Scaling across data types

2012-06-25

Whereas much work has gone into scaling storage and processing as the size of datasets increases, we dont have a clear vision of how to manage a group of vastly diverse datasets, all saying similar things in slightly different ways at different levels of quality and completeness.

The Open Knowledge Foundation has two projects, CKAN and OpenSpending which deal in part with these issues, plus the additional problem of soliciting dataset contributions from the general public. They succeed by shoehorning certain common aspects of the datasets into a standard schema and accepting and supporting broad general variation elsewhere on best effort basis.

To represent tabular data of a consistent single schema, one may use a conventional relational database table. For multiple schemas, one may specify a namespace policy then use multiple tables. This leaves open the question how to handle very similar datasets: e.g., datasets whose schemas differ by a single member. SQL-style relational databases permit the use of NULL values where information is missing, but this has severe drawbacks, and is unhelpful where the schemas differ markedly. One ideally wants arbitrary unions of dissimilar tables.

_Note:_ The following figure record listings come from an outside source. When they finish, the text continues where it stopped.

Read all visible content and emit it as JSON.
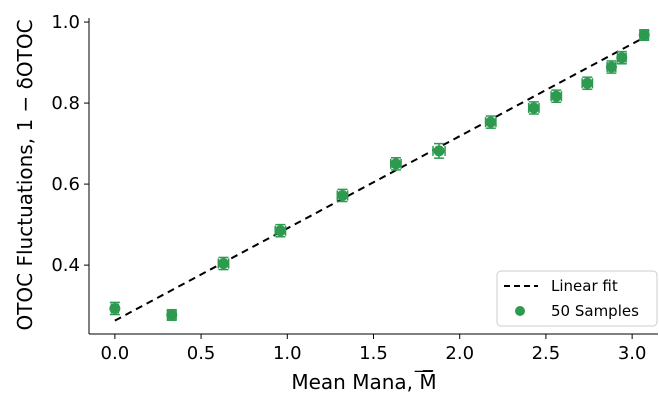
{
  "colors": {
    "marker": "#2e9a4f",
    "fit_line": "#000000",
    "axes": "#000000",
    "background": "#ffffff"
  },
  "chart_data": {
    "type": "scatter",
    "xlabel": "Mean Mana, M̅",
    "ylabel": "OTOC Fluctuations, 1 − δOTOC",
    "xlim": [
      -0.15,
      3.15
    ],
    "ylim": [
      0.23,
      1.01
    ],
    "grid": false,
    "legend_placement": "lower-right",
    "x_ticks": [
      0.0,
      0.5,
      1.0,
      1.5,
      2.0,
      2.5,
      3.0
    ],
    "x_tick_labels": [
      "0.0",
      "0.5",
      "1.0",
      "1.5",
      "2.0",
      "2.5",
      "3.0"
    ],
    "y_ticks": [
      0.4,
      0.6,
      0.8,
      1.0
    ],
    "y_tick_labels": [
      "0.4",
      "0.6",
      "0.8",
      "1.0"
    ],
    "legend": [
      {
        "label": "Linear fit",
        "style": "dashed-line"
      },
      {
        "label": "50 Samples",
        "style": "marker"
      }
    ],
    "series": [
      {
        "name": "50 Samples",
        "kind": "points-with-errorbars",
        "points": [
          {
            "x": 0.0,
            "y": 0.293,
            "xerr": 0.02,
            "yerr": 0.015
          },
          {
            "x": 0.33,
            "y": 0.277,
            "xerr": 0.025,
            "yerr": 0.013
          },
          {
            "x": 0.63,
            "y": 0.404,
            "xerr": 0.03,
            "yerr": 0.015
          },
          {
            "x": 0.96,
            "y": 0.485,
            "xerr": 0.03,
            "yerr": 0.015
          },
          {
            "x": 1.32,
            "y": 0.572,
            "xerr": 0.03,
            "yerr": 0.015
          },
          {
            "x": 1.63,
            "y": 0.65,
            "xerr": 0.03,
            "yerr": 0.015
          },
          {
            "x": 1.88,
            "y": 0.682,
            "xerr": 0.035,
            "yerr": 0.018
          },
          {
            "x": 2.18,
            "y": 0.753,
            "xerr": 0.03,
            "yerr": 0.015
          },
          {
            "x": 2.43,
            "y": 0.788,
            "xerr": 0.03,
            "yerr": 0.015
          },
          {
            "x": 2.56,
            "y": 0.817,
            "xerr": 0.03,
            "yerr": 0.015
          },
          {
            "x": 2.74,
            "y": 0.849,
            "xerr": 0.03,
            "yerr": 0.015
          },
          {
            "x": 2.88,
            "y": 0.889,
            "xerr": 0.025,
            "yerr": 0.015
          },
          {
            "x": 2.94,
            "y": 0.912,
            "xerr": 0.025,
            "yerr": 0.015
          },
          {
            "x": 3.07,
            "y": 0.968,
            "xerr": 0.025,
            "yerr": 0.013
          }
        ]
      },
      {
        "name": "Linear fit",
        "kind": "dashed-line",
        "x": [
          0.0,
          3.07
        ],
        "y": [
          0.263,
          0.962
        ]
      }
    ]
  }
}
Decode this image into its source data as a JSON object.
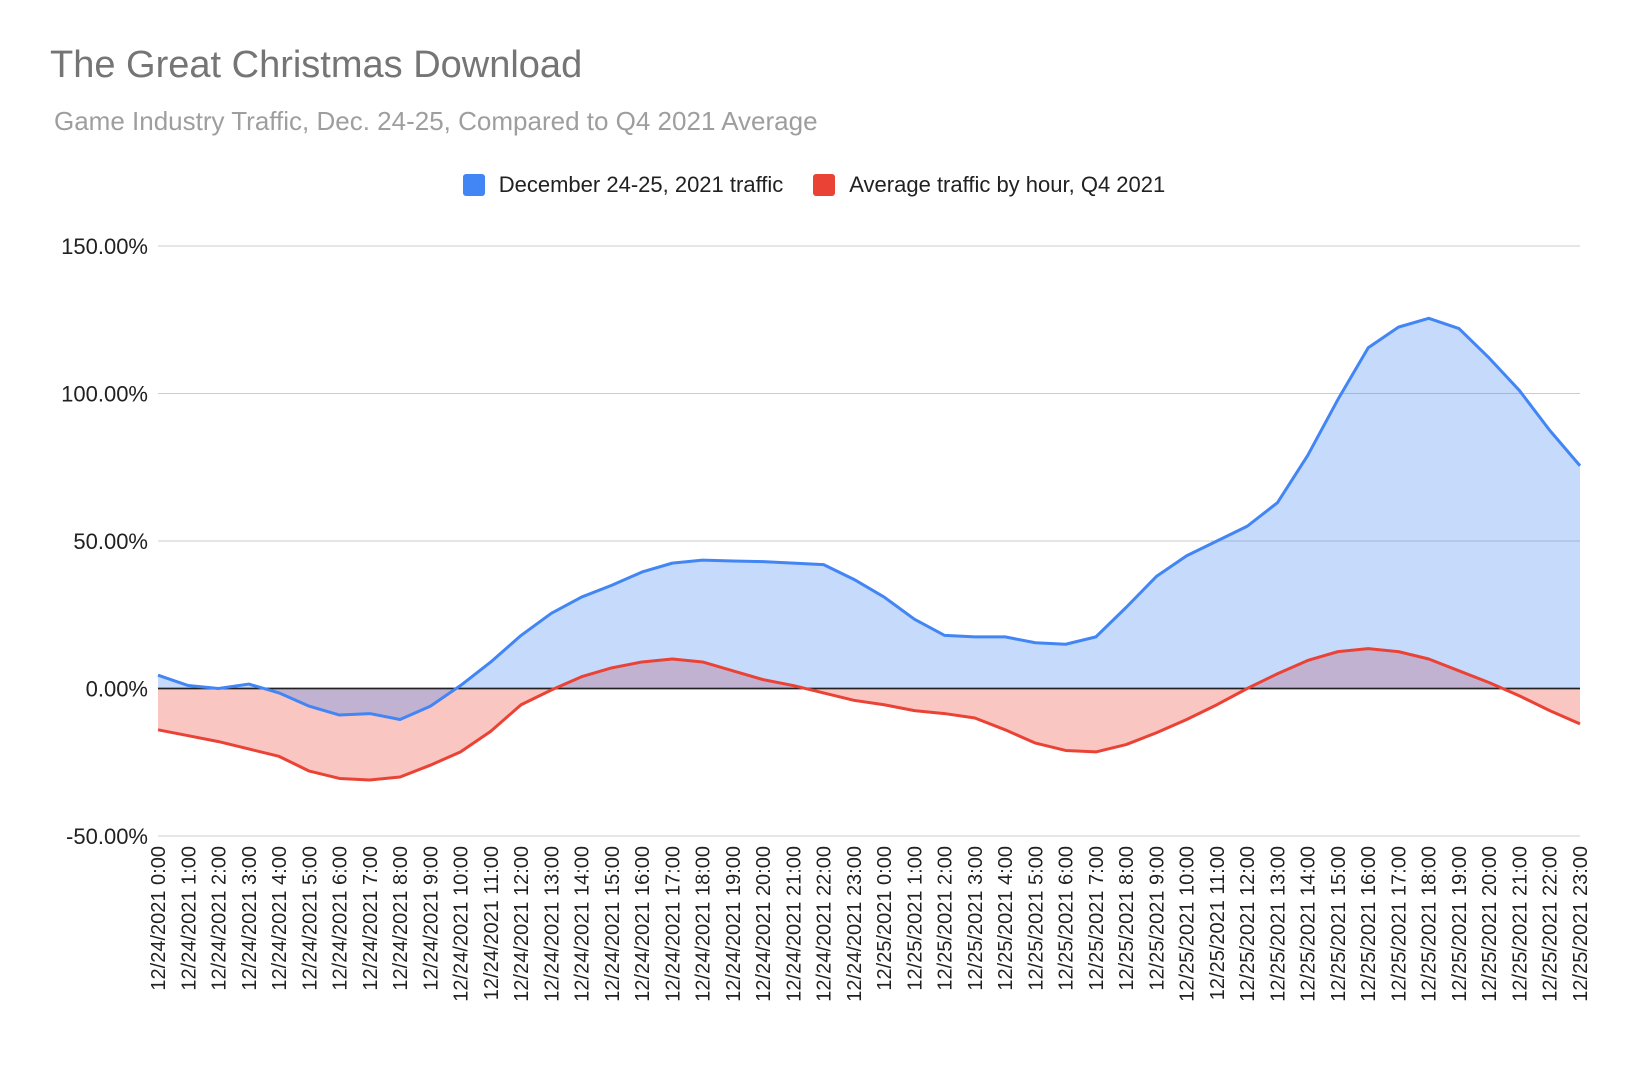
{
  "chart_data": {
    "type": "area",
    "title": "The Great Christmas Download",
    "subtitle": "Game Industry Traffic, Dec. 24-25, Compared to Q4 2021 Average",
    "xlabel": "",
    "ylabel": "",
    "ylim": [
      -50,
      150
    ],
    "yticks": [
      150,
      100,
      50,
      0,
      -50
    ],
    "ytick_labels": [
      "150.00%",
      "100.00%",
      "50.00%",
      "0.00%",
      "-50.00%"
    ],
    "legend_position": "top-center",
    "categories": [
      "12/24/2021 0:00",
      "12/24/2021 1:00",
      "12/24/2021 2:00",
      "12/24/2021 3:00",
      "12/24/2021 4:00",
      "12/24/2021 5:00",
      "12/24/2021 6:00",
      "12/24/2021 7:00",
      "12/24/2021 8:00",
      "12/24/2021 9:00",
      "12/24/2021 10:00",
      "12/24/2021 11:00",
      "12/24/2021 12:00",
      "12/24/2021 13:00",
      "12/24/2021 14:00",
      "12/24/2021 15:00",
      "12/24/2021 16:00",
      "12/24/2021 17:00",
      "12/24/2021 18:00",
      "12/24/2021 19:00",
      "12/24/2021 20:00",
      "12/24/2021 21:00",
      "12/24/2021 22:00",
      "12/24/2021 23:00",
      "12/25/2021 0:00",
      "12/25/2021 1:00",
      "12/25/2021 2:00",
      "12/25/2021 3:00",
      "12/25/2021 4:00",
      "12/25/2021 5:00",
      "12/25/2021 6:00",
      "12/25/2021 7:00",
      "12/25/2021 8:00",
      "12/25/2021 9:00",
      "12/25/2021 10:00",
      "12/25/2021 11:00",
      "12/25/2021 12:00",
      "12/25/2021 13:00",
      "12/25/2021 14:00",
      "12/25/2021 15:00",
      "12/25/2021 16:00",
      "12/25/2021 17:00",
      "12/25/2021 18:00",
      "12/25/2021 19:00",
      "12/25/2021 20:00",
      "12/25/2021 21:00",
      "12/25/2021 22:00",
      "12/25/2021 23:00"
    ],
    "series": [
      {
        "name": "December 24-25, 2021 traffic",
        "color": "#4285f4",
        "fill": "#c6d9f7",
        "values": [
          4.5,
          1.0,
          0.0,
          1.5,
          -1.5,
          -6.0,
          -9.0,
          -8.5,
          -10.5,
          -6.0,
          1.0,
          9.0,
          18.0,
          25.5,
          31.0,
          35.0,
          39.5,
          42.5,
          43.5,
          43.2,
          43.0,
          42.5,
          42.0,
          37.0,
          31.0,
          23.5,
          18.0,
          17.5,
          17.5,
          15.5,
          15.0,
          17.5,
          27.5,
          38.0,
          45.0,
          50.0,
          55.0,
          63.0,
          79.0,
          98.0,
          115.5,
          122.5,
          125.5,
          122.0,
          112.0,
          101.0,
          87.5,
          75.5
        ]
      },
      {
        "name": "Average traffic by hour, Q4 2021",
        "color": "#ea4335",
        "fill": "#f6c5c1",
        "values": [
          -14.0,
          -16.0,
          -18.0,
          -20.5,
          -23.0,
          -28.0,
          -30.5,
          -31.0,
          -30.0,
          -26.0,
          -21.5,
          -14.5,
          -5.5,
          -0.5,
          4.0,
          7.0,
          9.0,
          10.0,
          9.0,
          6.0,
          3.0,
          1.0,
          -1.5,
          -4.0,
          -5.5,
          -7.5,
          -8.5,
          -10.0,
          -14.0,
          -18.5,
          -21.0,
          -21.5,
          -19.0,
          -15.0,
          -10.5,
          -5.5,
          0.0,
          5.0,
          9.5,
          12.5,
          13.5,
          12.5,
          10.0,
          6.0,
          2.0,
          -2.5,
          -7.5,
          -12.0
        ]
      }
    ]
  }
}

This is to say, sometimes we want to say each item in this dataset is "either an X or a Y; this is effectively the dual of algebraic data types and indeed of the abstract base class. In the case of big data -scale datasets, applications tend to be beyond the point where Object Relational Mapping systems are feasible, but otherwise, it is very useful to know that information unmarshalled from the data stream does not need to be completely checked at run-time before instantiation with appropriate subtype.

Within or across organisational boundaries, reconciliation and verification processes ought to be isolatable from each other, even at the cost of performance. Suppose we are verifying the contents of a particular cadastral claim, e.g., a title deed in the United States: we will have names and addresses, which must be resolved to counties, states and so on. It should be unnecessary for automated tools retrieving and caching the supporting data to have to reside within the same domain of administrative control. Technologically and economically, however, we are a long way from distributable data reconciliation.